A more technical approach, this revolves around the ‘time value of money’ concept: cash now is worth more than cash later. This method involves building financial projections and estimating future cash flows. These cash flows, derived from operational activities and changes in working capital, capital expenditures and debt repayments, are discounted by a percentage reflecting risks, opportunity costs, and inflation. The sum of these present values forms the intrinsic value.

Asset-based valuation

This approach is less frequently used, except for industries where businesses have substantial assets, such as real estate. It focuses on assessing the assets held by a company rather than its trading value.

So why is EBITDA important?

Using EBITDA as a key metric in valuing a business allows us to assess companies on a like-for-like basis. It acts as a proxy for a business’ cash-generating ability, stripping away non-cash items from reported profits. However, EBITDA does not equate to cash flow, and there are other items to consider when valuing a business including capital expenditures, debt repayments, and working capital requirements.

To refine the EBITDA metric, adjustments may be made to exclude exceptional, non-recurring income or costs, such as owner remuneration or a discontinued division of the business. This process ensures a clearer understanding of the normalised EBITDA.

Other metrics for business valuation

While determining a company’s enterprise value is essential, the actual amount a vendor receives for their equity involves factoring in cash, debt, and working capital. In most M&A deals, transactions occur on a cash-free, debt-free basis, subject to a standard level of working capital.

In the context of a business acquisition, imagine having £100 in the company bank account with an enterprise value of £50. The preference, understandably, is for the full £150 rather than just £50. If the company has a £25 debt to the bank, the acquiring party inheriting this obligation is likely to seek a deduction, like the considerations in the sale of a house with a mortgage.

Beyond cash and debt considerations, the focus turns to working capital. The accounting definition of working capital is current assets less current liabilities, which includes cash.
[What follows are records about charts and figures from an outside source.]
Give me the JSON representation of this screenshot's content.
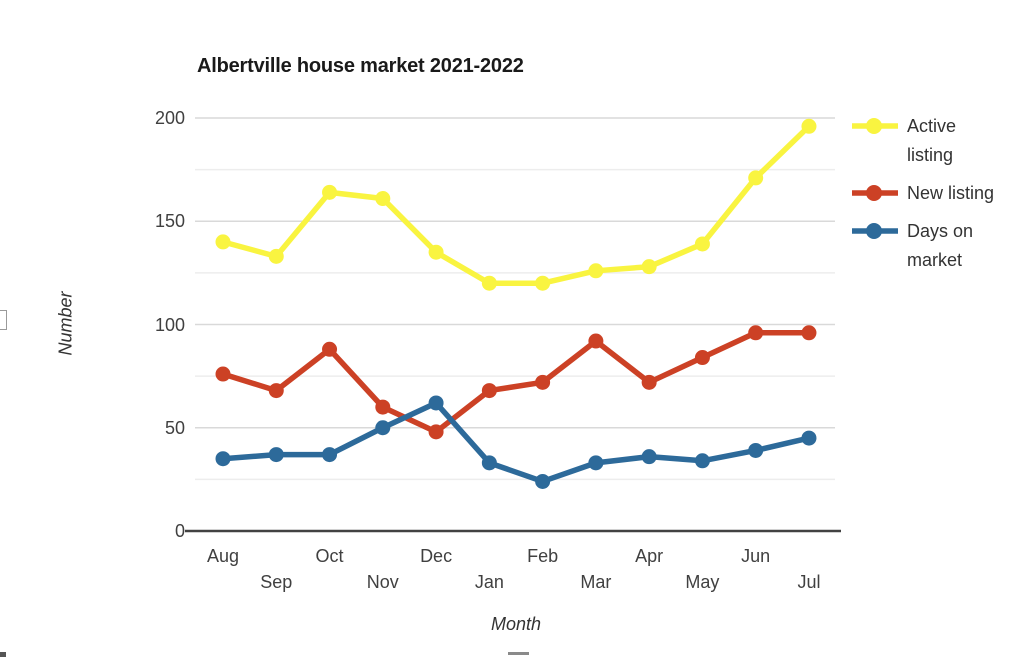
{
  "chart_data": {
    "type": "line",
    "title": "Albertville house market 2021-2022",
    "xlabel": "Month",
    "ylabel": "Number",
    "categories": [
      "Aug",
      "Sep",
      "Oct",
      "Nov",
      "Dec",
      "Jan",
      "Feb",
      "Mar",
      "Apr",
      "May",
      "Jun",
      "Jul"
    ],
    "series": [
      {
        "name": "Active listing",
        "color": "#f9f440",
        "values": [
          140,
          133,
          164,
          161,
          135,
          120,
          120,
          126,
          128,
          139,
          171,
          196
        ]
      },
      {
        "name": "New listing",
        "color": "#cc4125",
        "values": [
          76,
          68,
          88,
          60,
          48,
          68,
          72,
          92,
          72,
          84,
          96,
          96
        ]
      },
      {
        "name": "Days on market",
        "color": "#2d6a9a",
        "values": [
          35,
          37,
          37,
          50,
          62,
          33,
          24,
          33,
          36,
          34,
          39,
          45
        ]
      }
    ],
    "ylim": [
      0,
      200
    ],
    "y_major_ticks": [
      0,
      50,
      100,
      150,
      200
    ],
    "y_minor_step": 25,
    "grid": true,
    "legend_position": "right"
  },
  "colors": {
    "grid_major": "#d9d9d9",
    "grid_minor": "#ededed",
    "axis_line": "#424242",
    "tick_text": "#404040",
    "title_text": "#1a1a1a"
  }
}
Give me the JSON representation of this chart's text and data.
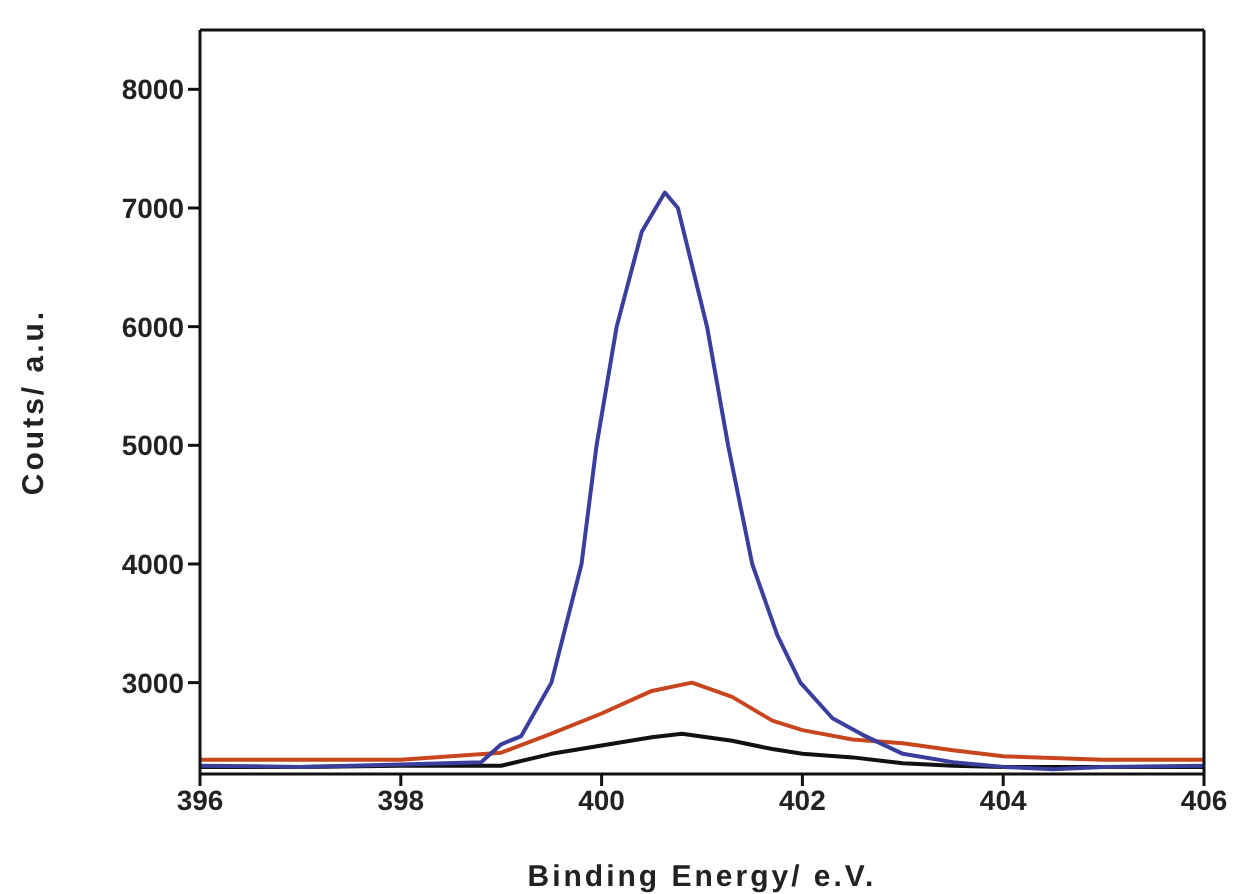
{
  "chart_data": {
    "type": "line",
    "xlabel": "Binding Energy/ e.V.",
    "ylabel": "Couts/ a.u.",
    "xlim": [
      396,
      406
    ],
    "xticks": [
      396,
      398,
      400,
      402,
      404,
      406
    ],
    "ylim": [
      2230,
      8500
    ],
    "yticks": [
      3000,
      4000,
      5000,
      6000,
      7000,
      8000
    ],
    "marker": "none",
    "line_style": "solid",
    "series": [
      {
        "color": "#c8461e",
        "x": [
          396,
          397,
          398,
          399,
          399.5,
          400,
          400.5,
          400.9,
          401.3,
          401.7,
          402,
          402.5,
          403,
          403.5,
          404,
          405,
          406
        ],
        "values": [
          2350,
          2350,
          2350,
          2410,
          2570,
          2740,
          2930,
          3000,
          2880,
          2680,
          2600,
          2520,
          2490,
          2430,
          2380,
          2350,
          2350
        ]
      },
      {
        "color": "#111111",
        "x": [
          396,
          397,
          398,
          399,
          399.5,
          400,
          400.5,
          400.8,
          401.3,
          401.7,
          402,
          402.5,
          403,
          403.5,
          404,
          405,
          406
        ],
        "values": [
          2290,
          2290,
          2300,
          2300,
          2400,
          2470,
          2540,
          2570,
          2510,
          2440,
          2400,
          2370,
          2320,
          2300,
          2290,
          2290,
          2290
        ]
      },
      {
        "color": "#3a3f9e",
        "x": [
          396,
          397,
          398,
          398.8,
          399,
          399.2,
          399.5,
          399.8,
          399.95,
          400.15,
          400.4,
          400.63,
          400.76,
          401.05,
          401.26,
          401.5,
          401.75,
          401.98,
          402.3,
          402.6,
          403,
          403.5,
          404,
          404.5,
          405,
          406
        ],
        "values": [
          2300,
          2290,
          2310,
          2330,
          2480,
          2550,
          3000,
          4000,
          5000,
          6000,
          6800,
          7130,
          7000,
          6000,
          5000,
          4000,
          3400,
          3000,
          2700,
          2560,
          2400,
          2330,
          2290,
          2270,
          2290,
          2300
        ]
      }
    ]
  }
}
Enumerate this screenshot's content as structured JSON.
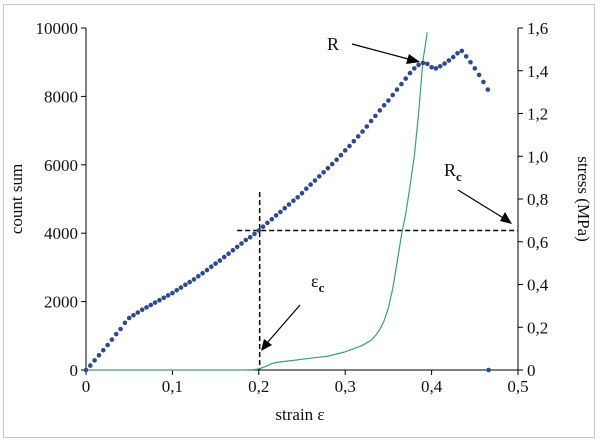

However, for mergers and acquisitions, cash is excluded to determine net working capital, a metric reflecting short-term operational liquidity. Net working capital considers the difference between current assets and liabilities expected to impact cash flow in the short term. This directly relates to the cash tied up in receivables and cash effectively advanced by suppliers depending on their standard payment terms.

Establishing a net working capital target (the peg) involves accounting for cyclical fluctuations. Typically, this is based on a 12-month average or occasionally in fast-growth scenarios, 6-months back and 6-months projected. The amount deducted or added to the enterprise value hinges on the difference between actual net working capital at completion and the agreed peg. A deficit prompts the buyer to seek a deduction, while a surplus obligates the buyer to pay for the excess. The intention is that the business leaves behind sufficient cash required for operations to continue as normal.

Enterprise value

In its simplest form, equity value can be established by subtracting debt from cash, and then either adding the surplus or subtracting the deficit in net working capital. This process, which in practice will require intricate calculations, involves negotiations and collaborative efforts from legal, accounting, and advisory teams to define what constitutes cash, debt and working capital – a process which isn’t always as straightforward as it might seem.

Appealing to acquirers

A business’ appeal to potential acquirers will centre on their strategic rationale for the purchase. Ambitions such as geographical expansion, product diversification or gaining a competitive edge can drive acquisition interest.

Beyond typical advice to optimise the business model, strengthen the market position and increase operational efficiency to appeal, it’s also recommended to enhance the ‘quality’ of earnings, focusing on consistency, growth, and diversification. Striving for strong and stable cash flow, while minimising debt, will only increase a business’ attractiveness to potential acquirers.